Por: Gustavo Gallón Giraldo en El Espectador
El conflicto armado en Colombia ha sido una disputa por la democracia que terminó convertida en guerra contra la democracia, y de la cual solo saldremos fortaleciendo la democracia. Ese es el planteamiento central del segundo capítulo del volumen sobre “Hallazgos y recomendaciones” de la Comisión de la Verdad, cuyo título es el de esta columna.
Por apropiarse de la democracia, o por supuestamente defenderla, los actores armados pasaron por encima de ella, violando la legalidad y cometiendo crímenes para tratar de ganar legitimidad entre la sociedad o en una parte de la misma.

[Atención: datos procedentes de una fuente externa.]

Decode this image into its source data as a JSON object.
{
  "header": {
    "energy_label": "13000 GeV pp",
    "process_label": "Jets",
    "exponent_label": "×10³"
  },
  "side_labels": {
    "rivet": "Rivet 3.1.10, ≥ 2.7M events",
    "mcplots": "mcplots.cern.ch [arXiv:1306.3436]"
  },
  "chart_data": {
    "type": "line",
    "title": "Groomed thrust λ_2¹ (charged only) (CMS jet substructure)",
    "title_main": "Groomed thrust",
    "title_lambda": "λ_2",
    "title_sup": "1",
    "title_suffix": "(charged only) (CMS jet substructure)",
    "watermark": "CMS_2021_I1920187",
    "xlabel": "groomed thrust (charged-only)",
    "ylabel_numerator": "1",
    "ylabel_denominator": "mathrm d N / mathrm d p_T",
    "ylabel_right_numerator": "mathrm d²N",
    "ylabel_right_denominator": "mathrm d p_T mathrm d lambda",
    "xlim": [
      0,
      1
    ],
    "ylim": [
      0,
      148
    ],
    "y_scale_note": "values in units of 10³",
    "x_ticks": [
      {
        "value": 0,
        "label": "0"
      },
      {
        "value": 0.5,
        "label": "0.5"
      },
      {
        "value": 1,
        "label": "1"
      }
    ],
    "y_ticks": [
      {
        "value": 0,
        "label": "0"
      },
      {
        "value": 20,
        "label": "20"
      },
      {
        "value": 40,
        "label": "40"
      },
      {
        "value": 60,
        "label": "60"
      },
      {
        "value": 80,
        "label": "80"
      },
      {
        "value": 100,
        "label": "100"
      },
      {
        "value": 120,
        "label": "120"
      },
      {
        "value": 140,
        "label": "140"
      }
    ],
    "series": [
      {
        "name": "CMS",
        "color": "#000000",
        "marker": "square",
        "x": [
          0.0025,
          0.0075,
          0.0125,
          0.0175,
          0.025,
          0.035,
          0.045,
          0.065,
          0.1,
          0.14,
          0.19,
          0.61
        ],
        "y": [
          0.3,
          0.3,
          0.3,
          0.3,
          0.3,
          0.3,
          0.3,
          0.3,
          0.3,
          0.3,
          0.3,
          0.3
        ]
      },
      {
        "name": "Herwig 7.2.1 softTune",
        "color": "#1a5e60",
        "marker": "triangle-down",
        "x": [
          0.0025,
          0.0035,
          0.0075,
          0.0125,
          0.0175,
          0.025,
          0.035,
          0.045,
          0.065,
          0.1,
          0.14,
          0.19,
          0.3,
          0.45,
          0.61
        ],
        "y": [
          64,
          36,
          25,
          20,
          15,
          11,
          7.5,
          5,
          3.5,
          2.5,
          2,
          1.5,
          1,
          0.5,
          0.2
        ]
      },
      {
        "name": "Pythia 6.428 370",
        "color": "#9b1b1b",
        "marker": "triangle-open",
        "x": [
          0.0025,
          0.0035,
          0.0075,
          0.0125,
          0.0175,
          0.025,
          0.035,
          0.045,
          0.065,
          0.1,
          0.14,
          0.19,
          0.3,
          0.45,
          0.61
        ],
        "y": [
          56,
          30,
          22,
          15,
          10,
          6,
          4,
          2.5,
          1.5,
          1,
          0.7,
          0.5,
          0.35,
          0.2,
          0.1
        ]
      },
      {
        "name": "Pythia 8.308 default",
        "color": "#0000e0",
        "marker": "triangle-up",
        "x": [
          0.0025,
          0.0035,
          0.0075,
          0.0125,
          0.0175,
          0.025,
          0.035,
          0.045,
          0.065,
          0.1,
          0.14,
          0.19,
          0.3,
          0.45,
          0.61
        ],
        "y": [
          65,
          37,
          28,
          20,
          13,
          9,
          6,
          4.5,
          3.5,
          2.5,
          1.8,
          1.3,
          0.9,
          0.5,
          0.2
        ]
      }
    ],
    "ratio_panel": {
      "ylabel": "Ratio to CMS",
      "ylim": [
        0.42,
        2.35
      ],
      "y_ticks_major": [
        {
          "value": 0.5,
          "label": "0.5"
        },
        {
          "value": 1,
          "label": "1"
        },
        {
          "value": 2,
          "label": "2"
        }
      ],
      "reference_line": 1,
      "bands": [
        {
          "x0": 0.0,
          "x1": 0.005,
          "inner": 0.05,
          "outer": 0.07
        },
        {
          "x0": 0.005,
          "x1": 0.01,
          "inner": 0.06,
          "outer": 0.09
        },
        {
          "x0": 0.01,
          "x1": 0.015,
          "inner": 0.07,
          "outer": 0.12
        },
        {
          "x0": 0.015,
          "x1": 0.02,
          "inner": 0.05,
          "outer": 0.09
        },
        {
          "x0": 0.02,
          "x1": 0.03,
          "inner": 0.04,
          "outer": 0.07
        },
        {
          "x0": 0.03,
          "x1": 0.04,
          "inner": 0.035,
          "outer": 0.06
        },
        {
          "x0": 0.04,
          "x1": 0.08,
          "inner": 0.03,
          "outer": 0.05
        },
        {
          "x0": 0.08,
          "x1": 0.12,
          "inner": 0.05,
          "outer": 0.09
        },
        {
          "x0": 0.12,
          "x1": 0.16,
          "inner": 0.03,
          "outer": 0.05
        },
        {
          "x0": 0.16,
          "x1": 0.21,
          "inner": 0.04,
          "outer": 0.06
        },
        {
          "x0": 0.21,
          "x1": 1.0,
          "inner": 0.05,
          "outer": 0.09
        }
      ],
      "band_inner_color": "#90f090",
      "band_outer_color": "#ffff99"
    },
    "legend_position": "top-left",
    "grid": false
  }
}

El Estado, además, abusó de la legalidad, a través de instrumentos como el estado de sitio o la creación legal de grupos paramilitares por decretos legislativos o por leyes y decretos-leyes, como los que autorizaron las Convivir. La ciudadanía osciló entre el apoyo a la paz en algunos momentos, como en 1998 o en 2014, o a la guerra, como en 2002 o en 2016.
En esta contienda por la legitimidad, fue central la noción del “enemigo interno”, a través de la cual desde el Estado se estigmatizó como potencial combatiente y objetivo militar a quien pensara distinto. Engendrada en la guerra fría, dicha noción condujo a graves violaciones de derechos humanos, a la estigmatización del movimiento social y al tratamiento militar de los conflictos políticos.
“La democracia también se cerró debido a las guerrillas”, dice el informe. “El afán de hacer una guerra popular las llevó a que buscaran dinero a través de acciones como el secuestro” y a convertir en blancos de violencia a quienes consideraran como “enemigos de clase”.
Se asestó así un duro golpe al corazón de la democracia, dificultando la alternación en el poder y la aceptación del pluralismo, en vez de lo cual predominó una atmósfera de polarización y de exclusión política. En algunos territorios, se tradujo en un “poder dual”, ejercido en parte por las guerrillas y en parte por el Estado, especialmente en zonas donde pudieron controlar rentas mineras, tierras o la contratación pública. Ello se agudizó y se hizo más complejo por el narcotráfico, que tuvo alianzas y confrontación con la insurgencia, además de una estrecha relación con el paramilitarismo, y con políticos regionales, gobiernos locales, el Congreso y la rama ejecutiva, entre otros poderes.
Las élites políticas y económicas pusieron frenos a las reformas sociales necesarias para consolidar la paz lograda en diversos momentos, bien fuera en los inicios del Frente Nacional, o en la política de apertura democrática impulsada por Belisario Betancur, o luego de la Constitución de 1991. “La paz requiere reformas para cambiar no solo la exclusión social y política, sino también la inequidad y la injusticia social”. “La convivencia, la no repetición y la reconciliación nacional necesitan ser un proyecto que permee todas las instituciones, los planes de gobierno, la cultura, el espacio simbólico y, sobre todo, a cada individuo, y, en especial, a los líderes. Solo así se podrá lograr construir una nación pacífica. La nación del «no matarás»”.
Al igual que la sociedad, la democracia colombiana está herida, hay que curarla y es posible y urgente hacerlo. Gracias, Comisión de la Verdad.